Saturday, September 27, 2003
S I G H T  &  S O U N D



Amita Malik
Not original but different serials
Amita Malik

AFTER the rivetting news, national and international, of the last two weeks, it is back to the more routine and generally mundane world of serials.

Since everyone has gone to town about two particular serials, Jassi on Sony and Karishma on Sahara, let me take them up first. Although their plots are not exactly original, as any canny TV watcher can tell you, the fact that they are different from the usual run of Indian serials is because their themes are well worked out. Their actresses (I refuse to call them actors) are of high professional standards and not dependent on beauty salons or sari designers for their charecterisation, if one can call it that. Jassi, or Jasmeet Walia in real life, carries off her geometrical and awful fringe, her bad teeth and her gaucherie with full control and obvious enjoyment. Just as Sachin Tendulkar derives his vast following partly because he visibly enjoys his cricket in addition to being a genius at it. So also the badly dressed and clumsy Jassi — let loose incredibly in a fashion house and then in its office where her female colleagues as well as some of the men both make merciless fun of her and exploit her — seems to enjoy her role whether in office or as a typical middle-class daughter of marriageable age at home. She seldom overacts for which the temptation must always be there. Indeed she lives her role, which is what adds to the viewer’s enjoyment as well. Without good acting, the serial would have flopped badly, and the central character, in a difficult non-glamorous role, leads the way in style, cleverly concealing her innate intelligence, which helps her to see through her tormentors and keep her options open.

 

As for Karishma, Karishma Kapoor’s major debut on the small screen has confirmed her stature as an actress of sensitivity and imagination. Her stint with top directors like Shyam Benegal has given her excellent training and experience and brought out her natural talents. In the few episodes I have seen, she has passed through a gamut of emotions, settings and ages, from scrubbing a floor as a shy young girl, to acting the tough matriarch of a difficult and scheming industrial family. While her granny glasses do part of the trick, her make-up fails to to keep pace with her age in her older sequences, which alternate so closely with her younger sequences that it shows. What, not one wrinkle?

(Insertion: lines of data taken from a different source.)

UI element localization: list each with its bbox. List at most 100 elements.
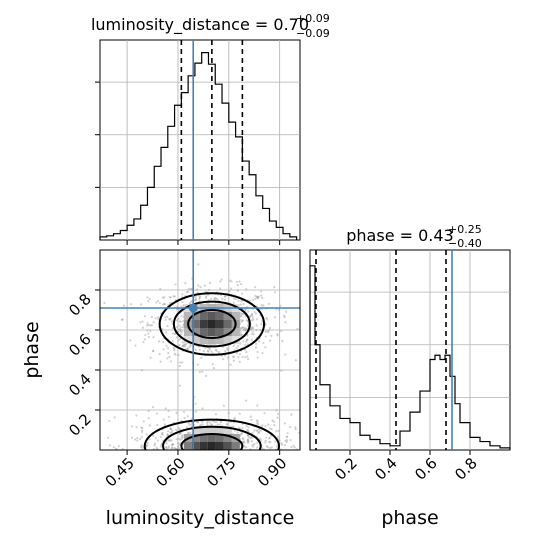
joint-sample-point-767 [283, 315, 286, 319]
joint-sample-point-958 [167, 438, 170, 442]
joint-sample-point-1652 [212, 457, 214, 459]
joint-density-cell-50 [207, 442, 216, 450]
joint-sample-point-1280 [184, 453, 186, 455]
joint-sample-point-1465 [180, 437, 184, 440]
joint-sample-point-1357 [194, 467, 196, 469]
joint-sample-point-322 [219, 287, 222, 290]
joint-sample-point-1734 [182, 451, 184, 453]
joint-sample-point-59 [210, 350, 213, 353]
joint-sample-point-63 [239, 327, 243, 330]
joint-sample-point-1640 [235, 456, 237, 458]
joint-sample-point-1253 [191, 453, 193, 455]
joint-sample-point-186 [264, 346, 267, 349]
joint-sample-point-1686 [179, 438, 182, 441]
joint-sample-point-882 [170, 320, 174, 323]
joint-sample-point-74 [235, 346, 238, 350]
joint-sample-point-122 [140, 303, 143, 306]
joint-sample-point-1494 [276, 435, 279, 438]
joint-sample-point-1363 [236, 431, 239, 434]
phase-hist-title: phase = 0.43 [346, 226, 453, 245]
joint-sample-point-48 [232, 359, 235, 362]
joint-sample-point-970 [296, 461, 298, 463]
joint-sample-point-1303 [179, 432, 182, 435]
joint-sample-point-1737 [244, 463, 246, 465]
joint-sample-point-43 [261, 296, 264, 300]
joint-sample-point-286 [260, 323, 263, 326]
joint-sample-point-1208 [210, 423, 213, 426]
joint-sample-point-1181 [255, 429, 258, 432]
joint-sample-point-518 [212, 366, 215, 370]
phase-title-sub: −0.40 [448, 237, 482, 250]
joint-sample-point-951 [150, 475, 152, 477]
joint-sample-point-677 [152, 321, 155, 324]
ld-hist-panel: luminosity_distance = 0.70 +0.09 −0.09 [91, 12, 330, 245]
joint-sample-point-1246 [264, 439, 267, 442]
joint-sample-point-1271 [232, 425, 235, 428]
joint-sample-point-1028 [256, 469, 258, 471]
joint-sample-point-823 [245, 338, 248, 341]
joint-sample-point-1047 [145, 445, 148, 448]
joint-density-cell-46 [200, 450, 208, 458]
joint-sample-point-1667 [198, 465, 200, 467]
joint-sample-point-667 [175, 319, 178, 322]
joint-sample-point-1174 [206, 455, 208, 457]
joint-sample-point-816 [232, 297, 235, 300]
joint-sample-point-1418 [105, 463, 107, 465]
joint-sample-point-580 [250, 327, 253, 330]
joint-density-cell-14 [199, 336, 208, 344]
joint-sample-point-932 [226, 422, 229, 426]
joint-contour-mode1-level1 [162, 425, 262, 450]
joint-sample-point-594 [194, 298, 197, 301]
joint-sample-point-402 [232, 301, 235, 304]
joint-sample-point-703 [186, 347, 189, 350]
joint-sample-point-1188 [196, 456, 198, 458]
joint-sample-point-627 [223, 298, 226, 301]
joint-sample-point-1560 [214, 413, 218, 416]
joint-sample-point-1223 [256, 404, 259, 407]
joint-sample-point-915 [247, 440, 250, 443]
joint-sample-point-980 [247, 440, 250, 443]
joint-sample-point-1235 [181, 436, 184, 439]
joint-sample-point-869 [141, 320, 144, 323]
joint-sample-point-1092 [141, 429, 144, 432]
joint-density-cell-54 [215, 434, 224, 442]
joint-sample-point-1528 [264, 424, 267, 428]
joint-sample-point-1688 [190, 482, 192, 484]
joint-sample-point-1676 [187, 451, 189, 453]
joint-sample-point-639 [202, 349, 205, 353]
joint-density-cell-28 [223, 328, 232, 336]
joint-sample-point-1356 [121, 447, 124, 450]
joint-sample-point-917 [180, 452, 182, 454]
joint-sample-point-1797 [137, 469, 139, 471]
joint-sample-point-1716 [245, 456, 247, 458]
joint-sample-point-1530 [210, 458, 212, 460]
joint-sample-point-1690 [141, 447, 144, 450]
ld-title-base: luminosity_distance = 0.70 [91, 15, 309, 35]
joint-sample-point-1664 [241, 427, 244, 430]
joint-sample-point-636 [162, 303, 165, 306]
joint-sample-point-727 [267, 330, 270, 334]
joint-density-cell-4 [183, 336, 192, 344]
joint-sample-point-889 [240, 292, 244, 295]
joint-sample-point-121 [241, 319, 245, 322]
joint-sample-point-1394 [257, 431, 260, 435]
joint-sample-point-35 [179, 337, 182, 341]
joint-sample-point-1489 [249, 436, 252, 439]
joint-xtick-label-0: 0.45 [102, 454, 138, 490]
joint-density-cell-8 [191, 328, 200, 336]
joint-sample-point-758 [213, 298, 216, 301]
joint-density-cell-13 [199, 328, 208, 336]
joint-sample-point-1697 [169, 427, 172, 431]
joint-sample-point-219 [147, 335, 151, 339]
joint-sample-point-1571 [170, 444, 174, 447]
joint-sample-point-1379 [175, 438, 178, 441]
joint-sample-point-1133 [242, 451, 244, 453]
joint-sample-point-1390 [245, 471, 247, 473]
joint-sample-point-1058 [256, 469, 258, 471]
joint-density-cell-27 [223, 320, 232, 328]
joint-sample-point-1312 [250, 436, 253, 440]
joint-contour-mode1-level0 [180, 433, 244, 450]
joint-sample-point-1557 [290, 413, 293, 416]
joint-sample-point-1066 [246, 439, 249, 442]
joint-sample-point-1659 [241, 471, 243, 473]
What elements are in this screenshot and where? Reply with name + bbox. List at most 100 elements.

I would, however, like to point out that for the TV columnist to view any serial properly and in its entirety is virtually impossible when they are scheduled at exactly the same time and sometimes not repeated. So if I am wary about passing firm judgements on our fast-proliferating and not always exciting serials, you know why. I would also like to repeat that quite often there are more advertisements than the serial itself and the new ploy of running a serial for four days in a week and then expecting you to catch up after a long interval is another irritant. Also off-putting is the theme music at the beginning of every serial, which is monotonously similar and lacking in musicality. And even a "different" serial like Karishma, has the same thundering sound and music effects which dog all serials. Constant suggestive sound seldom helps a serial, but silence does, which very few directors realise.

Some afterthoughts: One had no idea that specialist anchors have their specialist fans. But soon after NDTV bifurcated into English and Hindi, I started getting queries from viewers of the English channel: "Where has business specialist Chetan Sharma gone? Where has our favourite reporter Sanjay Ahirwal gone?" I had no idea until one caller lamented: "Have they vanished into the Hindi channel for ever?" Anyway, take heart, viewers. Last week I saw Chetan Sharma sometimes in the early-evening English bulletins and caught a very fleeting glance of Sanjay Ahirwal reporting. I am sure NDTV will take note of your preferences. I have often wondered why the Cadbury Quiz for schoolchildren must be shown at midnight. Am I watching a repeat or is it the usual mindless scheduling which dogs time schedules for our young viewers? Also, DD’s Hindi commentators for cricket seem to treat their commentaries like First Lessons in Cricket for moronic viewers and are overloaded with constant advice to Rahul Dravid, Tendulkar, etc. about how exactly they should have played a particular shot. This they alternate with the most obvious factual description of something viewers can clearly see for themselves. Unfortunately or fortunately, the players cannot hear their gratituous armchair advice on the field so only the viewer gets irritated. Lastly, I must make a correction and an apology to Apollo Tyres. The advertisement I liked so much and which I described two columns ago was wrongly attributed to MRF Tyres. It is actually by Apollo Tyres.